Внезапно они перестали слышать друг друга. Они подняли головы. Прямо над ними летел американский военный вертолет.
Мари-Жозе процитировала Вийона, пытаясь перекричать гул вертолета:
— «Мы ходим под Дамокловым мечом…»[37]. Помнишь? Это Вийон.
Шум винтов заглушал все звуки. Вертолет взял курс на запад. Они проводили его глазами.

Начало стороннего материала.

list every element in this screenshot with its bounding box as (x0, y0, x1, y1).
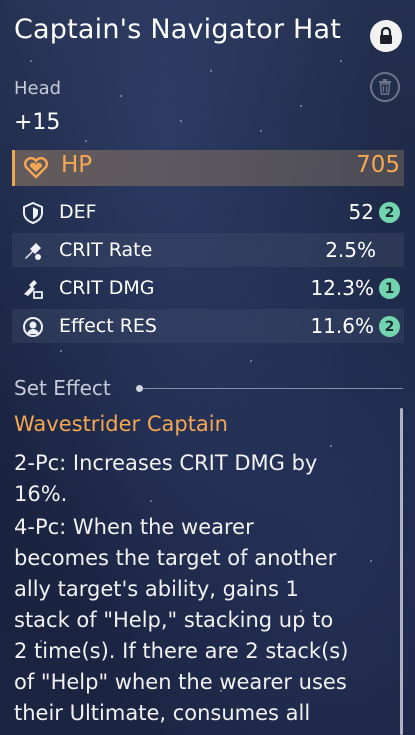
crit-rate-icon (25, 243, 41, 260)
discard-button[interactable] (370, 72, 400, 102)
substat-value: 11.6% (310, 314, 374, 338)
heart-icon (23, 157, 49, 179)
set-effect-header: Set Effect (14, 376, 111, 400)
substat-row-crit-dmg: CRIT DMG 12.3% 1 (12, 271, 404, 305)
substat-row-effect-res: Effect RES 11.6% 2 (12, 309, 404, 343)
description-scrollbar[interactable] (400, 408, 403, 735)
item-level: +15 (14, 110, 61, 135)
lock-icon (380, 27, 392, 44)
substat-name: DEF (59, 201, 97, 223)
substat-value: 52 (348, 200, 374, 224)
description-line: 16%. (14, 482, 68, 506)
roll-count-badge: 1 (379, 278, 400, 299)
substat-row-def: DEF 52 2 (12, 195, 404, 229)
description-line: 2 time(s). If there are 2 stack(s) (14, 639, 349, 663)
main-stat-row: HP 705 (12, 150, 404, 186)
substat-row-crit-rate: CRIT Rate 2.5% (12, 233, 404, 267)
item-slot: Head (14, 78, 62, 99)
substat-value: 2.5% (325, 238, 376, 262)
description-line: of "Help" when the wearer uses (14, 670, 347, 694)
substat-name: Effect RES (59, 315, 157, 337)
lock-button[interactable] (370, 20, 402, 52)
two-piece-effect: 2-Pc: Increases CRIT DMG by 16%. (14, 448, 392, 510)
roll-count-badge: 2 (379, 202, 400, 223)
item-name: Captain's Navigator Hat (14, 14, 342, 45)
effect-res-icon (23, 317, 43, 337)
description-line: becomes the target of another (14, 546, 337, 570)
section-divider (136, 385, 403, 392)
description-line: their Ultimate, consumes all (14, 701, 311, 725)
substat-name: CRIT Rate (59, 239, 153, 261)
trash-icon (379, 79, 391, 95)
description-line: 2-Pc: Increases CRIT DMG by (14, 451, 318, 475)
substat-name: CRIT DMG (59, 277, 155, 299)
set-name: Wavestrider Captain (14, 412, 228, 436)
substat-value: 12.3% (310, 276, 374, 300)
main-stat-name: HP (61, 152, 93, 178)
description-line: stack of "Help," stacking up to (14, 608, 334, 632)
shield-icon (23, 202, 43, 224)
crit-dmg-icon (24, 280, 43, 299)
roll-count-badge: 2 (379, 316, 400, 337)
main-stat-value: 705 (356, 152, 400, 178)
four-piece-effect: 4-Pc: When the wearer becomes the target… (14, 512, 392, 729)
description-line: 4-Pc: When the wearer (14, 515, 254, 539)
description-line: ally target's ability, gains 1 (14, 577, 299, 601)
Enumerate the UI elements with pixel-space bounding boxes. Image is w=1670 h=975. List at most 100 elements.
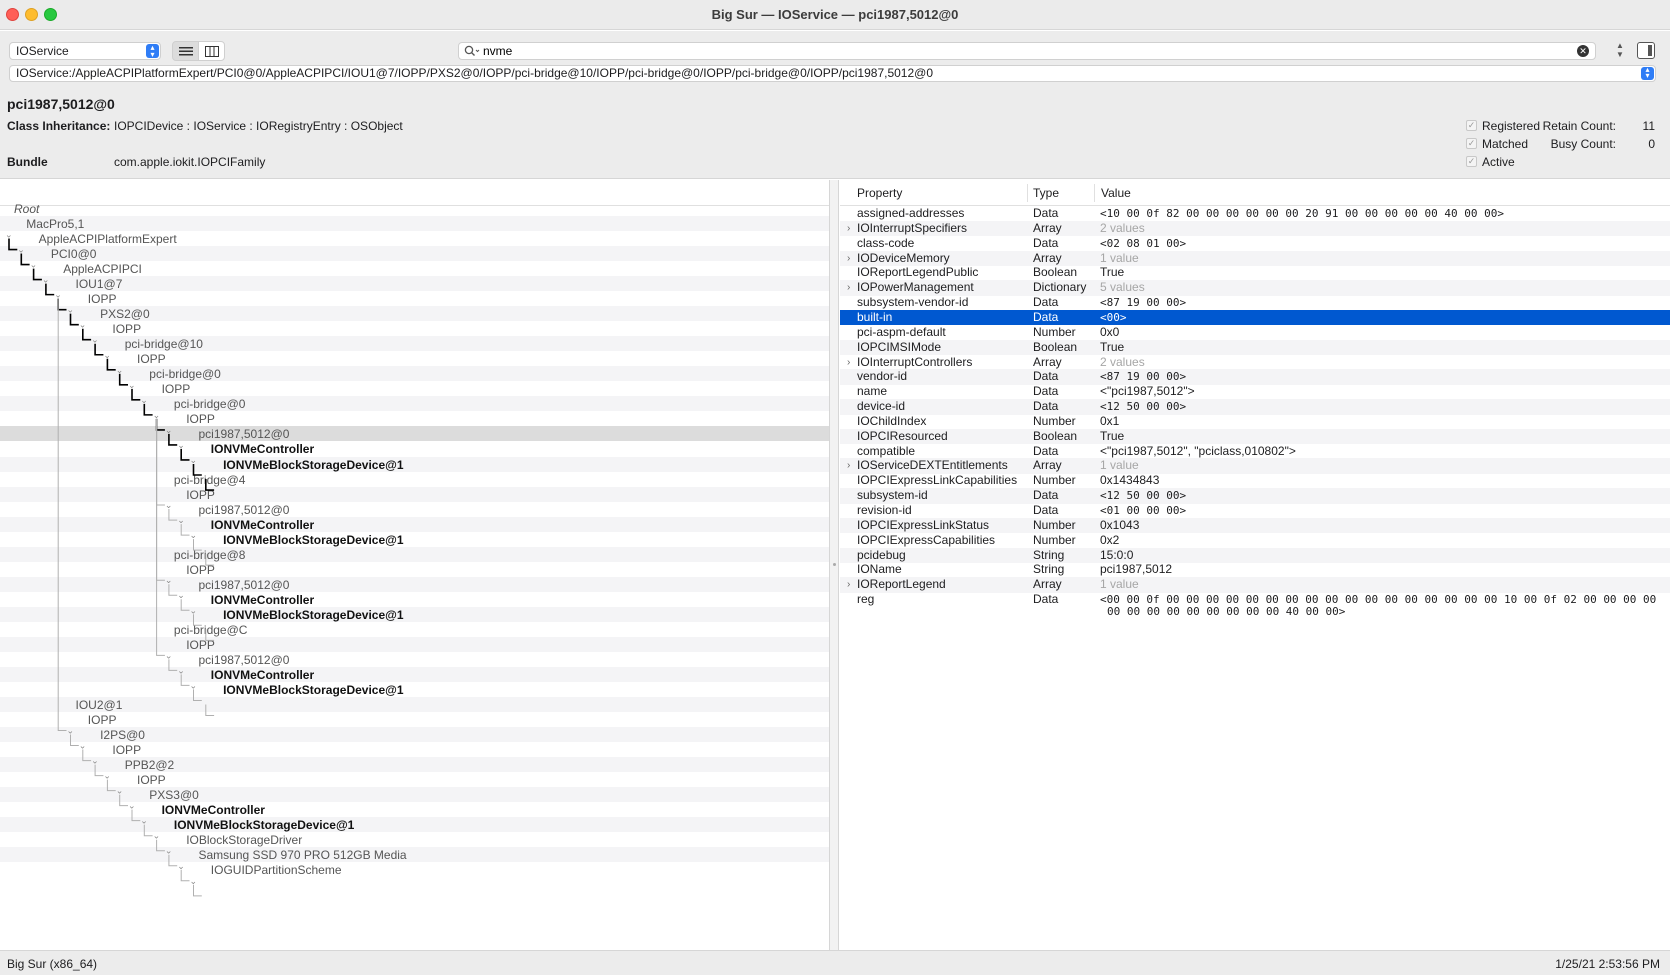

Наконец он исчез. Она сказала — медленно, почти неслышно:
— Я люблю тебя, Патрик.
— Неправда!
Голос Патрика звучал резко и сухо. В эту минуту Мари-Жозе хотелось его убить. Они сидели на каменной скамье. Берега реки снова обволокла тишь. Воздух был мягким, вода с тихим лепетом набегала на песок. Стоял июль. Они разговаривали, как прежде, когда еще грезили об Америке. Она подумала: хорошо бы сейчас незаметно нагнуться, открыть сумочку, лежащую позади на земле, вытащить спрятанный там флорентийский кинжал, со стоном вонзить его в спину Патрику, воскликнув при этом, что она его любит, что она никогда не любила никого другого, а потом упасть на колени, подарить ему прощальный поцелуй, встать, подбежать к Луаре, войти в воду, и пронзить кинжалом собственную грудь. Тогда кровь брызнет из раны смешиваясь с ленивыми волнами, и она наконец уйдет из жизни, и река понесет ее к Нанту и дальше, к морю.
Внезапно Мари-Жозе присела перед ним на корточки, сжала его колени, пристально взглянула в лицо.
— Я никогда его не любила, — сказала она тихо. — Клянусь тебе!
— Молчи! — отозвался он.
Он смотрел на ее поднятое к нему лицо. Она не была красива. Она была больше, чем красива. Черные волосы обрамляли лицо, подчеркивая впалые щеки. Тело стало еще выше и тоньше. Черные глаза блестели. Но эта красота больше не принадлежала ему, это тело внушало отвращение. Его переполняла ненависть при мысли о руках и теле мертвого Уилбера, заставлявшего ее сосать — или не сосать — член, которого больше не было.
— Патрик, прости меня!
— Ну встань же! — умоляюще сказал он.
— Патрик, прости меня за Уилбера. Когда я занималась с ним любовью, я любила тебя!
— А кого ты любила бы вместо меня, если бы занималась со мной любовью?
Она судорожно сжала его колено. Но он отдернул ногу.
Мари-Жозе села на песок. За рекой колокол в церкви Мена прозвонил полдень.
— Мне пора, — сказал он.
И добавил, что ему нужно встретиться с аббатом Монтре. И что он собирается продать свою установку.
— Почему ты хочешь продать установку Уилбера? — живо спросила Мари-Жозе.